Inositol trisphosphate receptor gene expression and hormonal regulation in osteoblast-like cell lines and primary osteoblastic cell cultures.

Abstract

The inositol trisphosphate receptor (IP3R) is an intracellular calcium channel that mediates the cellular actions of a wide variety of hormones, growth factors, and cytokines. In osteoblastic cell cultures, many bone resorbing hormones increase phosphoinositide turnover, inositol trisphosphate production, mobilization of intracellular calcium, and the secretion of osteoclast recruitment and activating factors. In this study, the effects of 17 beta-estradiol, 1,25-dihydroxyvitamin D3 (1,25(OH)2D3), phrobol ester, and serum on IP3R mRNA levels were evaluated in osteogenic-osteosarcoma cells and in primary osteoblastic cultures derived from neonatal rat calvaria. Type-specific reverse transcription polymerase chain reaction (RT-PCR) indicated that all cell types evaluated (G-292, U-2 OS, Saos-2, MC3T3-E1, UMR-106, and calvarial osteoblastic cells) express IP3R mRNA type I; G-292, U-2 OS, MC3T3-E1, and calvarial osteoblastic cells also express type II IP3R mRNA; and UMR-106 and the calvarial osteoblastic cells express type III IP3R mRNA. Northern blot and RT-PCR analyses of human G-292 osteosarcoma cells and rat calvarial osteoblastic cells showed that phorbol ester and serum increase IP3R mRNA levels, whereas 17 beta-estradiol and 1,25(OH)2D3 decrease these levels.

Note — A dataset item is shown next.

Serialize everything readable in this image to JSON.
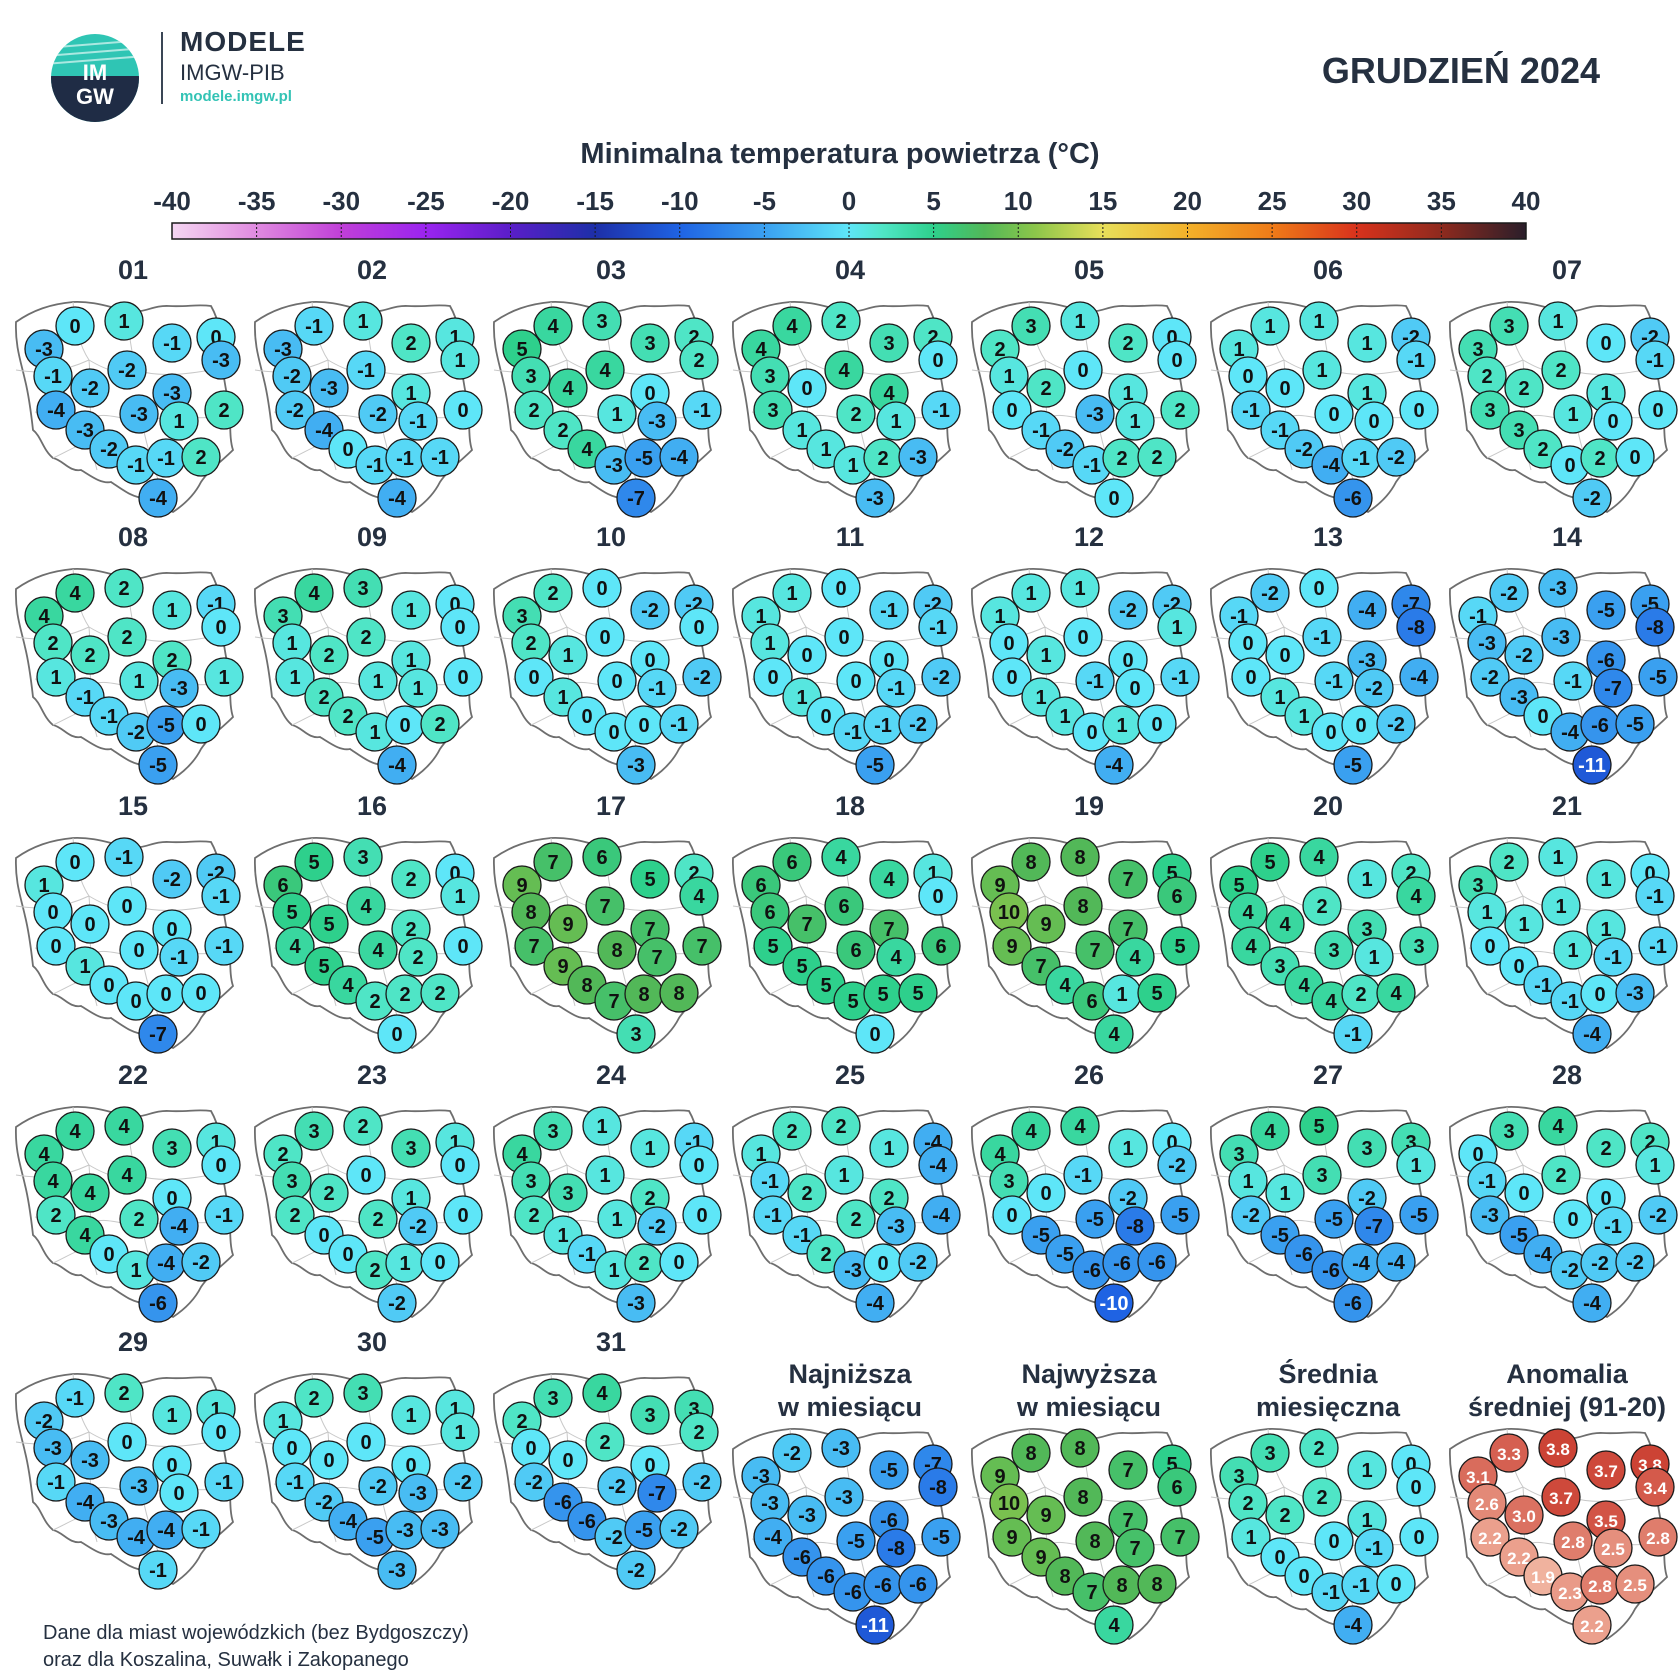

In G-292 cells, the effect of 17 beta-estradiol was not due to accelerated IP3R mRNA degradation and required continued protein synthesis. The results show that multiple IP3R types are expressed in osteoblasts and osteoblastic osteosarcoma cells and that this expression is regulated by 17 beta-estradiol and other osteoporotic and antiosteoporotic hormones. These findings indicate that hormonal control of IP3R expression may be relevant in the chronic regulation of osteoblast secretory activity.